The Idea is to generate initial 3D model in the relion; but I keep getting this error

./csparc2star.py cryosparc_P5_J15_020_particles.cs J15_020_particles.star --copy-micrograph-coordinates particles.star --loglevel debug
Detected CryoSPARC 2+ .cs file
Reading primary file
Assigning parameters 2D classes or single 3D class
Assigning skew angle from 2D classification
Directly copied fields: rlnDefocusU, rlnCtfBfactor, rlnDefocusAngle, ucsfImageIndex, rlnVoltage, rlnAmplitudeContrast, ucsfImagePath, rlnDefocusV, rlnSphericalAberration, rlnOpticsGroup, rlnDetectorPixelSize, rlnPhaseShift, ucsfUid, rlnRandomSubset, rlnOriginX, rlnOriginY, rlnAnglePsi, rlnClassNumber, rlnMagnification
Converting DEFOCUSANGLE from degrees to radians
Converting PHASESHIFT from degrees to radians
Changing RANDOMSUBSET to 1-based index
Changing CLASS to 1-based index
Converting ANGLEPSI from degrees to radians
Traceback (most recent call last):
File “/home/takagilab/pyem/./csparc2star.py”, line 110, in
sys.exit(main(parser.parse_args()))
File “/home/takagilab/pyem/./csparc2star.py”, line 62, in main
glob(args.copy_micrograph_coordinates)), join=“inner”)
File “/home/takagilab/miniconda3/lib/python3.7/site-packages/pandas/core/reshape/concat.py”, line 255, in concat
sort=sort,
File “/home/takagilab/miniconda3/lib/python3.7/site-packages/pandas/core/reshape/concat.py”, line 304, in init
raise ValueError(“No objects to concatenate”)
ValueError: No objects to concatenate

Thank you,
E.R

@eswar909 Can you double check that the particles.star is reachable by that path from your working directory? Thanks.

Hi Daniel,
Thanks for your reply,
Yeah its a path issue; I sorted it out and working now . I have another question, After converting the file to star file; by following the command
–copy-micrograph-coordinates par4relion.star particles_selected.cs passthrough_particles_selected.cs J16Par4.star --loglevel debug

( I am trying to converted .cs to star file using the output of selected 2D class job)

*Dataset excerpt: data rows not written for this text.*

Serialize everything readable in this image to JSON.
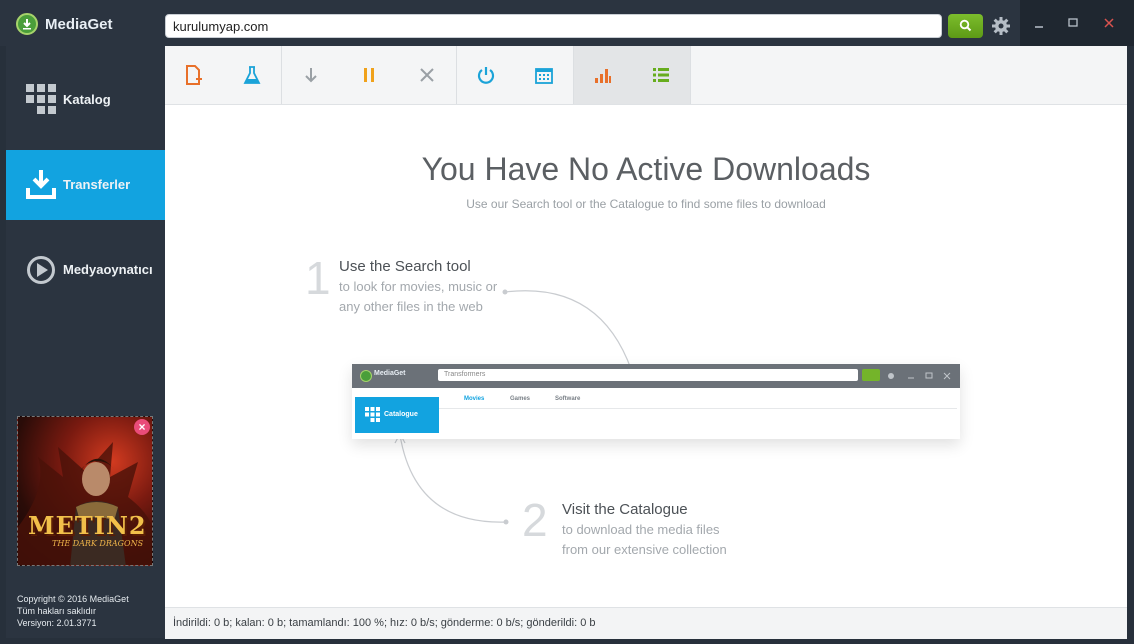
{
  "app": {
    "name": "MediaGet"
  },
  "search": {
    "value": "kurulumyap.com"
  },
  "sidebar": {
    "items": [
      {
        "label": "Katalog",
        "icon": "grid-icon"
      },
      {
        "label": "Transferler",
        "icon": "download-icon",
        "active": true
      },
      {
        "label": "Medyaoynatıcı",
        "icon": "play-icon"
      }
    ],
    "ad": {
      "title": "METIN2",
      "subtitle": "THE DARK DRAGONS"
    },
    "copyright": {
      "line1": "Copyright © 2016 MediaGet",
      "line2": "Tüm hakları saklıdır",
      "line3": "Versiyon: 2.01.3771"
    }
  },
  "toolbar": {
    "buttons": [
      {
        "icon": "add-file-icon",
        "color": "#e8702a"
      },
      {
        "icon": "flask-icon",
        "color": "#1ba3d8"
      },
      {
        "icon": "arrow-down-icon",
        "color": "#9aa0a5"
      },
      {
        "icon": "pause-icon",
        "color": "#f0a21b"
      },
      {
        "icon": "close-x-icon",
        "color": "#9aa0a5"
      },
      {
        "icon": "power-icon",
        "color": "#1ba3d8"
      },
      {
        "icon": "calendar-icon",
        "color": "#1ba3d8"
      },
      {
        "icon": "bar-chart-icon",
        "color": "#e8702a"
      },
      {
        "icon": "list-icon",
        "color": "#67ad1e"
      }
    ]
  },
  "main": {
    "title": "You Have No Active Downloads",
    "subtitle": "Use our Search tool or the Catalogue to find some files to download",
    "step1": {
      "number": "1",
      "title": "Use the Search tool",
      "line1": "to look for movies, music or",
      "line2": "any other files in the web"
    },
    "step2": {
      "number": "2",
      "title": "Visit the Catalogue",
      "line1": "to download the media files",
      "line2": "from our extensive collection"
    },
    "mini": {
      "appname": "MediaGet",
      "search_value": "Transformers",
      "catalogue": "Catalogue",
      "tabs": [
        "Movies",
        "Games",
        "Software"
      ]
    }
  },
  "status": {
    "text": "İndirildi: 0 b; kalan: 0 b; tamamlandı: 100 %; hız: 0 b/s; gönderme: 0 b/s; gönderildi: 0 b"
  },
  "colors": {
    "accent": "#12a3e0",
    "search_green": "#67ad1e",
    "sidebar_bg": "#2b3440"
  }
}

I used output and tried to generate 3D model in relion; but it is giving me an error

WARNING: input particles STAR file does not have a column for image dimensionality, assuming 2D images …
in: /home/software/cryoem/relion/src/jaz/obs_model.cpp, line 688
ERROR:
ObservationModel::getBoxSize: box sizes not available. Make sure particle images are available before converting/importing STAR files from earlier versions of RELION.

What might went wrong.

Best,
E.R

This may not matter here, but the positional arguments (the ones without a --, i.e. the input and output files) should be either at the end or the beginning of the argument list. The argument parser can get confused if there are --whatever arguments on either side.

It sounds like you are using Relion 3.1, in which case you might need to import the .star file first. I haven’t yet added all of the new fields such as the image size, to make a natively compatible Relion 3.1 file.